- Genre: Factual
- Directed by: Pete Grant
- Presented by: James Blake
- Country of origin: United Kingdom
- Original language: English

Production
- Executive producer: Kelda Crawford-McCann
- Running time: 57 minutes
- Production company: Strident

Original release
- Network: BBC Three
- Release: 23 October 2023

= Hunting The Catfish Crime Gang =

BBC Three documentary

Hunting The Catfish Crime Gang is a BBC Three television documentary. The programme is presented by James Blake, a Northern Irish television presenter, it follows his investigation into a criminal network that stole his identity and used it for an online catfishing scam. During the investigation, the programme revealed that hundreds of fake social media profiles had been set up using Blake's likeness, and multiple women had been defrauded.

== Overview ==
The documentary investigates the use of information and photographs from social media websites, in scams, organised crime, and human trafficking.

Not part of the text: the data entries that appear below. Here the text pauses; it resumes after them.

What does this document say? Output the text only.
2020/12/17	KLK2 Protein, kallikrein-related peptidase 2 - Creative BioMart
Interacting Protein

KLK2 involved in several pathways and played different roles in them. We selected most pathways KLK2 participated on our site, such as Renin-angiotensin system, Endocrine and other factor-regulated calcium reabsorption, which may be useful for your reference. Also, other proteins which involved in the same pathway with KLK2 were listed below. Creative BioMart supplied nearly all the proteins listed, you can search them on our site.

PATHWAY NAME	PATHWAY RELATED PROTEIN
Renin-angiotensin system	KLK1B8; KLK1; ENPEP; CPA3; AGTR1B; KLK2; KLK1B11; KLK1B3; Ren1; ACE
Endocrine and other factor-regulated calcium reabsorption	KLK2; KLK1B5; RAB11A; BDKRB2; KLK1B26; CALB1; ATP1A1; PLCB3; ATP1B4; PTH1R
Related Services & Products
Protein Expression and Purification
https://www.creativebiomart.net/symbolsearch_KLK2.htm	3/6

James Blake first discovered that his identity had been stolen and used in a catfishing scam after being contacted by victims. Images of his life, car, family, and pets were used to create profiles on social media and dating sites. Victims were persuaded to invest in cryptocurrency, and one Chinese victim was defrauded out of £50,000. He met one victim and discovered further victims in the USA, Russia, Brazil, and the Middle East. An expert describes the different methods that scammers use to lure in their victims.

During the investigation, Blake travelled to Thailand, where he found victims of people trafficking were forced to run the scams by criminal gangs.

Hunting The Catfish Crime Gang features Cecilie Fjellhøy and Anna Rowe, as experts in romance fraud. Once defrauded themselves they now assist other victims of catfishing.

Hunting The Catfish Crime Gang has been released internationally under alternative titles. It's available on Telia Play in Sweden titled Instascam: Give Me Back My Face , New Zealand on TVNZ+ titled #Insta$cam: Who Stole My Face? and in Hong Kong on streaming service Now TV as Instascam, Who Stole My Face. Instascam: Give Me Back My Face is also available for streaming in VGTV in Norway.

In 2024, presenter James Blake received the Royal Television Society Northern Ireland Breakthrough Award for his work on the documentary.

== Production ==
The programme was produced by Strident Media, with Pete Grant as the director and Kelda Crawford-McCann as the executive producer. It was first broadcast on BBC Three on 23 October 2023 at 9 pm, it was also shown on BBC One and BBC One Northern Ireland.